A New Model for Translational Research

From Visions, Spring 2006

By William B. Applegate, MD, MPH 

The new catch phrase in medicine is “translational research.” The National Institutes of Health (NIH) is touting translational research for the development of new scientific knowledge into quality treatments for patients. Once upon a time that process was called “from bench to bedside.” The new translational research emphasizes this process as bi-directional, bedside to bench also. I believe the Wake Forest School of Medicine (WFSM) is poised to take advantage of this trend.

A key difference between “bench-to-bedside” and translational research is speed. Basic science has accumulated an astonishing body of knowledge in just the last half-century. A lot of that has led to new and more efficient treatments for human disease and trauma. But one thing we have learned in academic medicine over the same period is that we need more clinical research (research based on human patients).

The steady growth of NIH dollars available for research can be credited with stimulating much of the progress in modern medicine since World War II. However, through much of the second half of the 20th century the majority of that money was directed to basic science (the bench part of the equation). Now the balance is tipping toward the clinical application of new knowledge.

Wake Forest has a proud tradition of training excellent clinicians for the delivery of the highest quality care. We also have become a significant participant in NIH funding and, thus, a major contributor to science and innovations for the national health system.

An important step toward a greater interest in and commitment to clinical research came with the creation by NIH of the General Clinical Research Center (GCRC) program.
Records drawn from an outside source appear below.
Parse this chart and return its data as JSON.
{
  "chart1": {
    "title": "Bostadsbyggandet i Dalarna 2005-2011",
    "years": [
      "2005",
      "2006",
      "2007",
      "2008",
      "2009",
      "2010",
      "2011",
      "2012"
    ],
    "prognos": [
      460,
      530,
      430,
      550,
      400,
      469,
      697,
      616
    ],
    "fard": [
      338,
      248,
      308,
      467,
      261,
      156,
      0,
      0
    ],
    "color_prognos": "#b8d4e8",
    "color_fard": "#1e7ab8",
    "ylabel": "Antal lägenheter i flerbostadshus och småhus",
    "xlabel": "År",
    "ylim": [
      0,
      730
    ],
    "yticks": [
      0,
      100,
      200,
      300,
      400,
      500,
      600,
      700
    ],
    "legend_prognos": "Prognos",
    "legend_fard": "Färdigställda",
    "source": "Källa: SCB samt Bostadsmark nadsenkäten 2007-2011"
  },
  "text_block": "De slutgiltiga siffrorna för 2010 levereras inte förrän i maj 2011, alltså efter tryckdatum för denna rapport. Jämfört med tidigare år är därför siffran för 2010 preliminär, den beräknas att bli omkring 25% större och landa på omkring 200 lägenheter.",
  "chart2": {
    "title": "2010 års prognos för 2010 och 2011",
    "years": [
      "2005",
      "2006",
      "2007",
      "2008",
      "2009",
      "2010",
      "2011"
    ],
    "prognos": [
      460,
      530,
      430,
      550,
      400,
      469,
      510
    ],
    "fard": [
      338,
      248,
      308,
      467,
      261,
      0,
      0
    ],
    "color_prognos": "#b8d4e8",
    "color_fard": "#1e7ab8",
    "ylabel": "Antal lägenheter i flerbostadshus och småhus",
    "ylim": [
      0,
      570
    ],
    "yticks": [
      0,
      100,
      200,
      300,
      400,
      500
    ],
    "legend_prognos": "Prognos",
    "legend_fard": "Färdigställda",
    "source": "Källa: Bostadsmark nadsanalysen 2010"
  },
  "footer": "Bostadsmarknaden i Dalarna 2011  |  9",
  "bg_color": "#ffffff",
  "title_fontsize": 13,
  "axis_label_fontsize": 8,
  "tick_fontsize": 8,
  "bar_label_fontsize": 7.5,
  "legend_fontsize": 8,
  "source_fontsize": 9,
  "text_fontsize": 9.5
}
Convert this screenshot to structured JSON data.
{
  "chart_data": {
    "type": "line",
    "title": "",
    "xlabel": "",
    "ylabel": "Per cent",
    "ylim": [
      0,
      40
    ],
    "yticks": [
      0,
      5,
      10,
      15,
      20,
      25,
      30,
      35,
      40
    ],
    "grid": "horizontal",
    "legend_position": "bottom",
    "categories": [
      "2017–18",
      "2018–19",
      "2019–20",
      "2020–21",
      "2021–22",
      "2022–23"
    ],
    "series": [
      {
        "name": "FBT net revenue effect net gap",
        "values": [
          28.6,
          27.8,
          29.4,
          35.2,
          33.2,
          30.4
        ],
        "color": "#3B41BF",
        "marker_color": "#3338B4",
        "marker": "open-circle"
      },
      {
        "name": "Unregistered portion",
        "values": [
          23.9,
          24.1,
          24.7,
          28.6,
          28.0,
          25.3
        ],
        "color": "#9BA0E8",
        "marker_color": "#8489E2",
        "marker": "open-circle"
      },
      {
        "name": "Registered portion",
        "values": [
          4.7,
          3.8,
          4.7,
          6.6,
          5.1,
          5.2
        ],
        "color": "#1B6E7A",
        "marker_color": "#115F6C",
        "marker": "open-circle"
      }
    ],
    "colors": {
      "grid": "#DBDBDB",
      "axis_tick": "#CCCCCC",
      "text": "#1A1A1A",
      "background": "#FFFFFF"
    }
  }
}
Wake Forest’s GCRC is currently under a five-year renewal with nearly $24 million in funding. This resource will be pivotal in obtaining an NIH Clinical and Translation Science Award, a new initiative that expands and transforms the GCRC model.

Another important element for Wake Forest in the move to a translational research model is the elevation of the Department of Public Health Sciences to the Division of Public Health Sciences and Health Policy, comprised of three departments (epidemiology, biometry, and social sciences and health policy). Public Health Sciences at WFSM is the national leader among its peers in research funding from NIH. Its size and stature are important to translational research because of its national reach in the design and implementation of clinical research trials and because of the scope of its work in the health arena — from HIV/AIDS to diabetes and obesity to cancer and cardiovascular disease.

Sally Shumaker, PhD, associate dean of research, and Charles E. “Cash” McCall, MD, deputy associate dean for research, are organizing Wake Forest’s Clinical and Translation Science Award (CTSA) planning grant application. They are assisted by Vicky Zickmund, executive director for research development, planning and operation; Richard F. Loeser Jr., MD, chairman of the Department of Molecular Medicine; David Goff, MD, PhD, professor of public health sciences/epidemiology; David Herrington, MD, professor of internal medicine/cardiology; and Karen Klein, assistant director, grant and publication development.

The CTSA concept is a multi-dimensional program. Major components will include clinical research through the GCRC and other units; graduate education and faculty development; integration of translational research technologies (e.g., biomolecular imaging, genomics, proteomics, biomedical engineering, nanotechnology, bioinformatics, etc.); partnerships with industry; community outreach; and a translational research incubator.

Despite the resources we already have for this initiative, making translational research successful is fraught with challenges. For example, educating and training a new generation of clinician researchers must be a priority. Medical graduates may expect an additional 6–9 years of training to adequately prepare for the task of linking the clinic back to the laboratory to complete the cycle that constitutes translational research (linking the complexities of biomedical science with clinical medicine).

There are many ways that private philanthropy can and does advance our mission. But for the immediate future, one of the most important dimensions of our work that private donors can boost is this realm of translational research with its focus on intensified clinical applications of potentially life-saving knowledge.